EU sugar quota threatens jobs - MEP

Stuart Agnew
Stuart Agnew

During a debate in the European Parliament on reform of the Common Agricultural Policy, UKIP MEP and Norfolk farmer, Stuart Agnew, has upbraided the European Commissioner for Agriculture, Dacian Ciolos, about the EU’s sugar quota system, which is crippling the Tate & Lyle sugar factory in London.

The American owners of Tate & Lyle Sugars may be forced to close the London factory because of EU tariffs on sugar imports. There is a lot of sugar in world markets that the company could buy, but the EU tariff regime prevents them buying it economically. There is a tariff free cane quota but this is far too small for Tate & Lyle.

Mr Agnew hammered these points home to Commissioner Ciolos. "It (Tate &Lyle) needs more tariff free raw material. It has got to have that to keep its refinery supplied. At the moment it is slowing down; it is closing at weekends, it is losing its critical mass and it means the costs of refining are becoming uncompetitive and the factory is going to close and you, actually, are the one person in the world who can keep it open. The beneficiaries of your proposal will be the sugar beet industries in France and Germany - not in Britain - because in Britain, we obeyed EU laws and we closed factories three years ago, and those factories cannot be rebuilt by 2015."

Mr Agnew continued his attack: "Tate & Lyle have asked you to visit them, to come to that factory in London and see for yourself how efficient they are, but as yet, as I understand it, you haven’t answered their invitation. I have written to you on this subject and I haven’t had a reply as yet. It would appear you are completely indifferent to the situation, which I think is scandalous because the UK is one of the few countries in the EU which is a net contributor, those contributions come from taxpayers. Employees of Tate & Lyle are taxpayers, who have been pumping money into the EU and this is how they are being repaid."

The Commissioner responded by attempting to blame Tate & Lyle’s company strategy, failing to acknowledge that EU quotas were the instruments that changed the supply and price landscape.
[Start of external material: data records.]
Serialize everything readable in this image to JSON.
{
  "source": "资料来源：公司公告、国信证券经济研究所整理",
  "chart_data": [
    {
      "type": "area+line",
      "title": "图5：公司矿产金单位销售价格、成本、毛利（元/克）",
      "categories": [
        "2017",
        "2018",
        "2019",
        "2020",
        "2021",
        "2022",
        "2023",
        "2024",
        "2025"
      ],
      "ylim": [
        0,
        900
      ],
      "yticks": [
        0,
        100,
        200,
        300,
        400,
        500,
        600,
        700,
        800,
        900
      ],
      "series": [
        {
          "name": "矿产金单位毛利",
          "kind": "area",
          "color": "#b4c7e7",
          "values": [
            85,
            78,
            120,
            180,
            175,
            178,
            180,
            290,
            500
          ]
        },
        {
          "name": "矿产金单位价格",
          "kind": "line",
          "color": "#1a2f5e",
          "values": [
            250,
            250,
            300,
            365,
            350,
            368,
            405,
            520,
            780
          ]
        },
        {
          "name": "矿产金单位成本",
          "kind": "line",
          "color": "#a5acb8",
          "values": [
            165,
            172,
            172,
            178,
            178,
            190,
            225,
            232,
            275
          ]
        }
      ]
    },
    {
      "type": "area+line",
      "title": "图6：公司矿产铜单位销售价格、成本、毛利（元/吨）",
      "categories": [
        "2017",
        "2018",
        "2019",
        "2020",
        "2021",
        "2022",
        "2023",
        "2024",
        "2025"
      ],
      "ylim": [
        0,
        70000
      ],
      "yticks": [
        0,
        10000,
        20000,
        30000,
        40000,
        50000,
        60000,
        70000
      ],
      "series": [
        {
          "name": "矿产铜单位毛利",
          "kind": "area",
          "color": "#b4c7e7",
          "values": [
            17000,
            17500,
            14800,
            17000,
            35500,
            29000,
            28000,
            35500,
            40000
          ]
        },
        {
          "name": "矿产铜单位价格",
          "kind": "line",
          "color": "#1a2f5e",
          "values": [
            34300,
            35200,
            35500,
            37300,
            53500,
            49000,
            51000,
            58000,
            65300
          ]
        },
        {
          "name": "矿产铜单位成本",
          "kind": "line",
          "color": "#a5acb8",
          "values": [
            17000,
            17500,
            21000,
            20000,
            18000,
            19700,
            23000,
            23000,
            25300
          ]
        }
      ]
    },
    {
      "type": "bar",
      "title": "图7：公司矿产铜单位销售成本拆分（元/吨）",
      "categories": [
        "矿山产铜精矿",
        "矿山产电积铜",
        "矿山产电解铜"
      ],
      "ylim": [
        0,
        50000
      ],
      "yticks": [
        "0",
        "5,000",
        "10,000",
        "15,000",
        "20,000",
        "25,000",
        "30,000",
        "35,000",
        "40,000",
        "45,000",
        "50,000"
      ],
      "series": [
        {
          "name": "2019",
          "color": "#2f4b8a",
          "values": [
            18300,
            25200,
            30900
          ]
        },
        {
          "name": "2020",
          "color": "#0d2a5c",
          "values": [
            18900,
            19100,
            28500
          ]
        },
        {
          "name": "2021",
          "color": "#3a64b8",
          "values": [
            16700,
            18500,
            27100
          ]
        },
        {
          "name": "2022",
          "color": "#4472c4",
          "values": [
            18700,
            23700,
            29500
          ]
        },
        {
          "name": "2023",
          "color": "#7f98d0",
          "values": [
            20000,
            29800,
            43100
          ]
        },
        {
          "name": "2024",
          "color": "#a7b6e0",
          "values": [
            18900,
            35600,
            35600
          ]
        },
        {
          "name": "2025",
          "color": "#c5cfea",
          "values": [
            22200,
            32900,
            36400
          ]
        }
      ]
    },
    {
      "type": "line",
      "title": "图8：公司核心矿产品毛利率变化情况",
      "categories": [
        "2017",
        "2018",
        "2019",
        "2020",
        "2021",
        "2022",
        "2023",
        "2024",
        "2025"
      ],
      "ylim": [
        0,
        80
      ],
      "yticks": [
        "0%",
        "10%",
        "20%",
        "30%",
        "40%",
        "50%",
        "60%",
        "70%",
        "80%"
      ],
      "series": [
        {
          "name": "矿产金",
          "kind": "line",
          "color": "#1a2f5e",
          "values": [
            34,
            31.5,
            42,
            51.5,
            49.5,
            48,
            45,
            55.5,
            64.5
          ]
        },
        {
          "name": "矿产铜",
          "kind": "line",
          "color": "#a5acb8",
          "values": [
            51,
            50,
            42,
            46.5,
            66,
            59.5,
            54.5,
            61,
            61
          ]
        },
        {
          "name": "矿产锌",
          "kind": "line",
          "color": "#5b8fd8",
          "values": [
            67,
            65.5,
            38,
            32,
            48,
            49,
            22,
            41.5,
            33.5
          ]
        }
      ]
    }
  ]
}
Tate & Lyle Vice President for EU Affairs, Gerald Mason, rebuffed the Commissioner’s response: "The answer is the predictable one he and his officials give - that their forecasts of cane imports doubling were only that and you cannot hold them to it if they were not subsequently correct.

The bit they conveniently miss is that their whole policy was based on this forecast and, in particular, the abolishing of our import quota (the right we had to import cane sugar to run our factory). Their logic was that, with imports doubling, there would be no need any more for an import quota as there would be plenty enough sugar for everybody in Europe who wanted to refine."